If you have an unfinished basement ceiling (first of all - why?? At least cover your ceiling joists with plastic to keep dirt & dust from raining down), you can just attach the lights to the ceiling joists. But if, like me, you have a drywall finished ceiling, what do you do? Well, you can use a stud finder to "see" where the joists are and screw your mounting hardware into them. Or.... you can do what I do. . .

. . . use a combination of drywall anchors and screw hooks. This way you can locate your shop lights anywhere you want, without restriction. And installation couldn't be easier...

Locate where you want the first light chain to go (place the light where you want and mark where the chain will hit the ceiling), drill a 1/4" hole, push & screw the achor in. Note: if you hit a stud when you drill, you won't need the anchor (though you may need topping to fill the hole around the hook)

Screw in your hook and hook on your light chain, adjusting for height.
Now your layout area probably looks like, well, a shop.

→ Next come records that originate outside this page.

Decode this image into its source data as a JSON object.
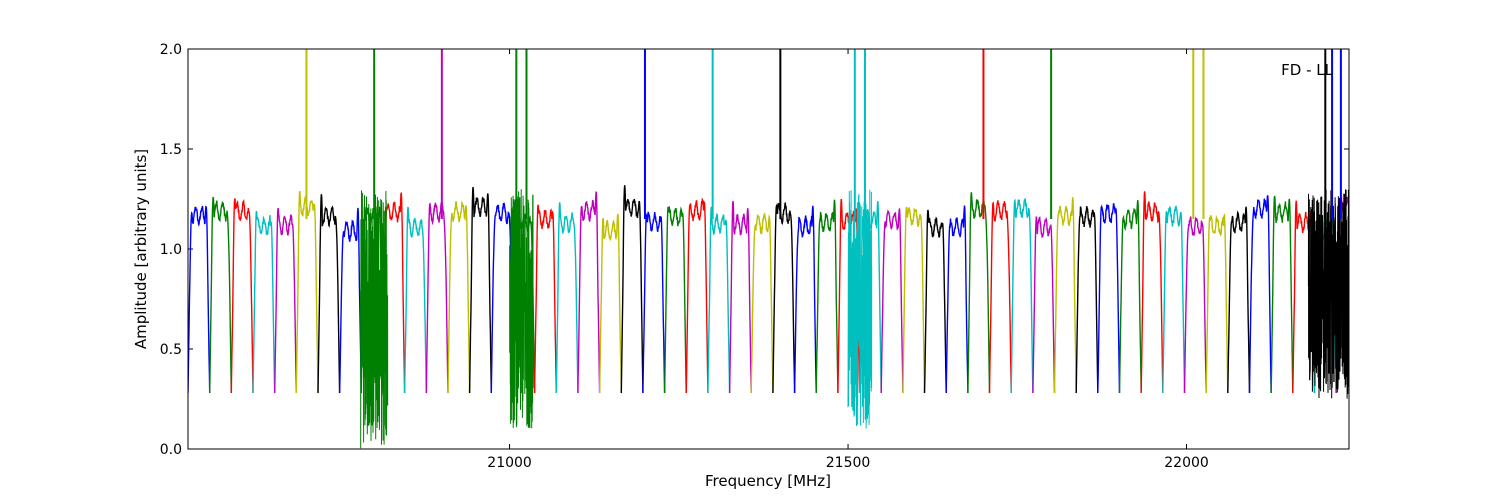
{
  "chart_data": {
    "type": "line",
    "xlabel": "Frequency [MHz]",
    "ylabel": "Amplitude [arbitrary units]",
    "annotation": "FD - LL",
    "xlim": [
      20525,
      22240
    ],
    "ylim": [
      0.0,
      2.0
    ],
    "xticks": [
      21000,
      21500,
      22000
    ],
    "xtick_labels": [
      "21000",
      "21500",
      "22000"
    ],
    "yticks": [
      0.0,
      0.5,
      1.0,
      1.5,
      2.0
    ],
    "ytick_labels": [
      "0.0",
      "0.5",
      "1.0",
      "1.5",
      "2.0"
    ],
    "grid": false,
    "colors": [
      "#0000ff",
      "#008000",
      "#ff0000",
      "#00bfbf",
      "#bf00bf",
      "#bfbf00",
      "#000000"
    ],
    "channel_width_mhz": 32,
    "channel_start_mhz": 20525,
    "channel_count": 54,
    "baseline_level": 1.15,
    "trough_level": 0.28,
    "spikes": [
      {
        "x": 20700,
        "series": "yellow"
      },
      {
        "x": 20800,
        "series": "green"
      },
      {
        "x": 20900,
        "series": "magenta"
      },
      {
        "x": 21010,
        "series": "green"
      },
      {
        "x": 21025,
        "series": "green"
      },
      {
        "x": 21200,
        "series": "blue"
      },
      {
        "x": 21300,
        "series": "cyan"
      },
      {
        "x": 21400,
        "series": "black"
      },
      {
        "x": 21510,
        "series": "cyan"
      },
      {
        "x": 21525,
        "series": "cyan"
      },
      {
        "x": 21700,
        "series": "red"
      },
      {
        "x": 21800,
        "series": "green"
      },
      {
        "x": 22010,
        "series": "yellow"
      },
      {
        "x": 22025,
        "series": "yellow"
      },
      {
        "x": 22205,
        "series": "black"
      },
      {
        "x": 22215,
        "series": "blue"
      },
      {
        "x": 22228,
        "series": "blue"
      }
    ],
    "noisy_regions": [
      {
        "x_start": 20780,
        "x_end": 20820,
        "series": "green",
        "ymin": 0.0
      },
      {
        "x_start": 21000,
        "x_end": 21035,
        "series": "green",
        "ymin": 0.1
      },
      {
        "x_start": 21500,
        "x_end": 21535,
        "series": "cyan",
        "ymin": 0.1
      },
      {
        "x_start": 22180,
        "x_end": 22240,
        "series": "black",
        "ymin": 0.25
      }
    ]
  }
}
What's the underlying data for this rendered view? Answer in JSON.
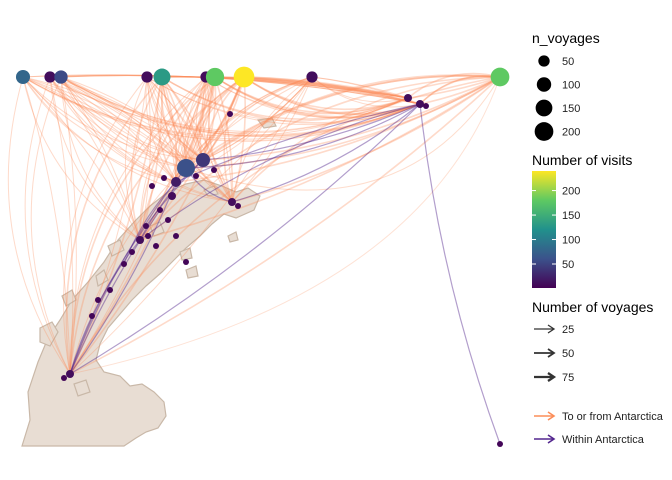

But this next little innovation transforms the "shop look" into a "museum look." Well, to my mind anyway...

Get yourself a couple of small binder clips and some picture hangar wire. Attach the wire to the clip as above.

Clip to the front (layout) side of the light, in line with the chain - and then attach the other end of the wire to the hook, pulling up the layout side of the light.

Voila!! Instant faux valence! The light is directed away from the viewers and the aisle and directed instead toward the layout.
This isn't a perfect lighting solution, but it's certainly inexpensive. And, with a little adjustment, can be make to look almost as effective as a full lighting valence, with a fraction of the time and expense.

Even though it's not totally necessary (I'm already getting 90% of the desired effect), I'll likely add a valence anyway, if only to hide the shop lights and wires from view. I'm debating using some of that vinyl flooring I have left over (much easier on foreheads) - otherwise, I'll go with a more traditional masonite valence. Thankfully, given how well this scene is now lit, there's no hurry to decide.